Duane's take
Here's my telling of what the official marker has to say about the Brann-Davis Shootings in McLennan County. Now settle in, because Waco in the 1890s was not a quiet town. Not even close.
The city had split itself clean down the middle — two armed camps, neighbors eyeing neighbors — and the man who lit that particular fuse was William Cowper Brann. Born in 1855, died in 1898, and in between those two years he made more enemies per paragraph than most men manage in a lifetime. Brann ran a magazine called The Iconoclast, and the name tells you everything you need to know about his intentions.

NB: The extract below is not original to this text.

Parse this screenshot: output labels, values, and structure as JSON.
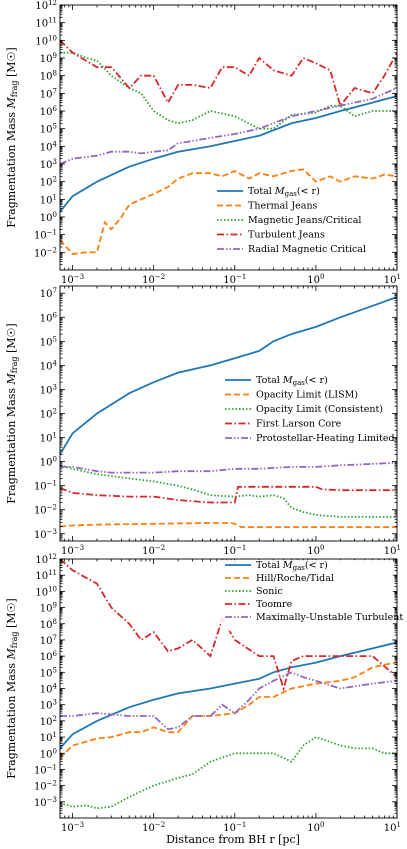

He was a gifted writer, the marker says so plainly, and he used every bit of that gift to attack. Baptists felt it. Baylor University felt it especially.
His words were caustic — that's the marker's own word, caustic — and in 1890s Texas, caustic words had a way of finding their way to the end of a barrel. The tension had already drawn blood once before. In 1897, right in this part of Waco, a controversy sparked a duel between Judge George Bruce Gerald and James W.
Harris. That fight hadn't settled anything. If anything, it seasoned the ground for what came next.
A Baylor partisan named Tom E. Davis met Brann here — within a half block of that earlier fight, the marker is precise about that — and Davis shot him with a Colt .45 revolver. Now Brann was a writer, not a soldier, but he returned the fire.
Both men went down. And both men died the following day from their wounds. Two men, one street, one half block from a duel that had already happened, and both of them gone before the next sundown.
Waco's two armed camps didn't settle things with a debate. They settled things the only way that kind of tension ever really settles — and even then, it didn't feel settled at all.
What the marker says
The city of Waco in the 1890s divided into two armed camps over the caustic criticisms of William Cowper Brann (1855-1898) in his magazine, "The Iconoclast". A gifted writer, Brann attacked many organizations, especially Baptists and Baylor University. This controversy sparked a duel in 1897 between Judge George Bruce Gerald and James W. Harris. A Baylor partisan, Tom E. Davis, met Brann here, within a half block of the earlier fight, and shot him with a Colt .45 revolver. Brann returned the fire. Both men died the following day from their wounds.